= History of classical music in Porto Alegre =

Classical music in Porto Alegre, the capital of Rio Grande do Sul, Brazil, begins at the end of the 18th century, but this artistic field did not really begin to flourish until the middle of the 19th century, and was consolidated throughout the 20th century with the founding of several educational institutions and the proliferation of groups, interpreters and composers, projecting the city across the state as the main producer and radiator of influence. Currently Porto Alegre has a considerable audience for classical music; it is in the script of concertists of international fame, has two stable orchestras and a chamber orchestra, and numerous smaller chamber groups and vocal and instrumental soloists, as well as a large number of music schools and performance spaces. Some of its composers have known national fame. According to conductor Isaac Karabtchevsky, who was the artistic director of OSPA, "there is no greater identity in music in the world than in the population of Porto Alegre". At the same time there is a significant development in academic research and advanced professional qualification in undergraduate and graduate courses in music at UFRGS.

== Early time ==
Porto Alegre was officially founded on March 26, 1772, when the primitive settlement was raised to the status of parish, but in fact its origins are older, having been born due to the colonization of the area by Portuguese estancieiros since the 17th century.
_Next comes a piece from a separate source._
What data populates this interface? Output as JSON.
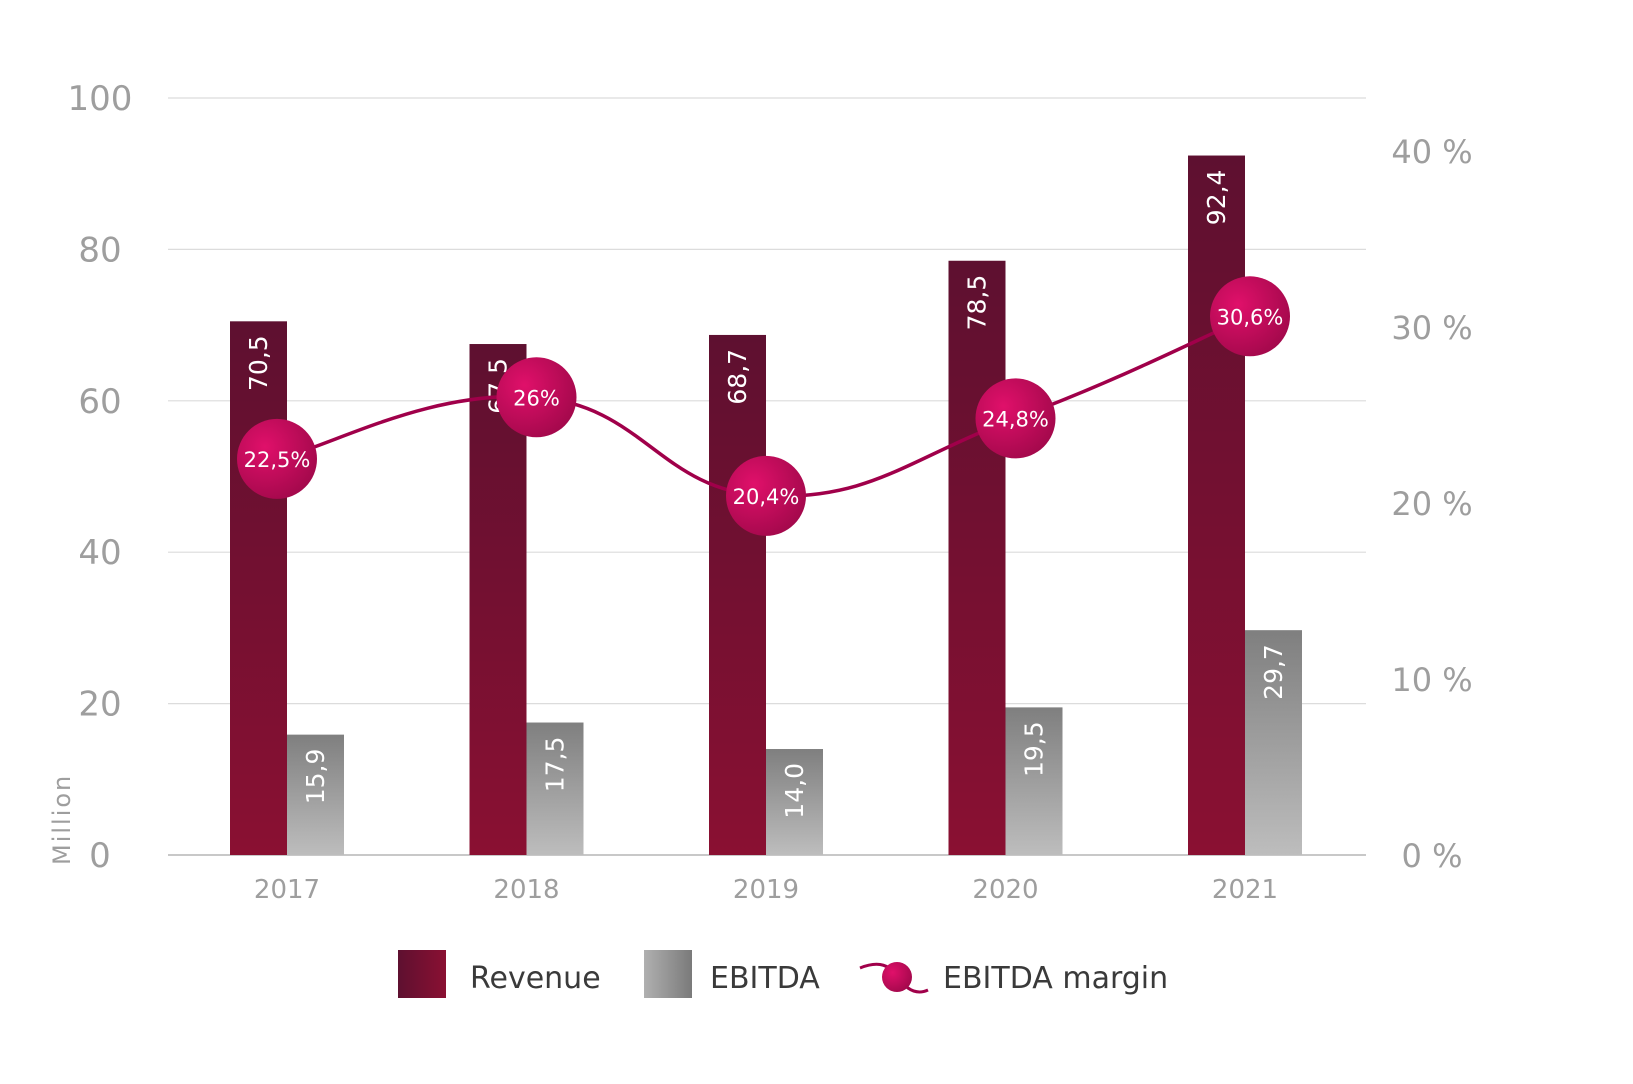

It is taken for granted that at the time of the elevation of the original village in the parish, there was already musical activity of a classical character being practiced on some regular basis. A document attests that in 1794 the city's first Opera House was inaugurated, built in Beco dos Ferreiros. This house was actually a simple wooden shed, and, apparently, "opera" was the least heard. Athos Damasceno believes that before the conclusion of Theatro São Pedro in 1858, there would have been no conditions to assemble real operas in Porto Alegre, with several singers, a great orchestra and choir. Although, due to the absence of descriptions, it remains to be seen what the real nature and quality of these so-called operas represented there might have been, everything leads us to believe that they followed the same popular patterns in larger centers such as Rio de Janeiro and São Paulo, where on the same night a heterogeneous program was shown to the public, consisting of circus acts and theatrical plays of popular appeal interspersed with pieces of music, including serious works such as piano sonatas and Neapolitan songs, alongside improvisations and ballroom music such as mazurkas and waltzes.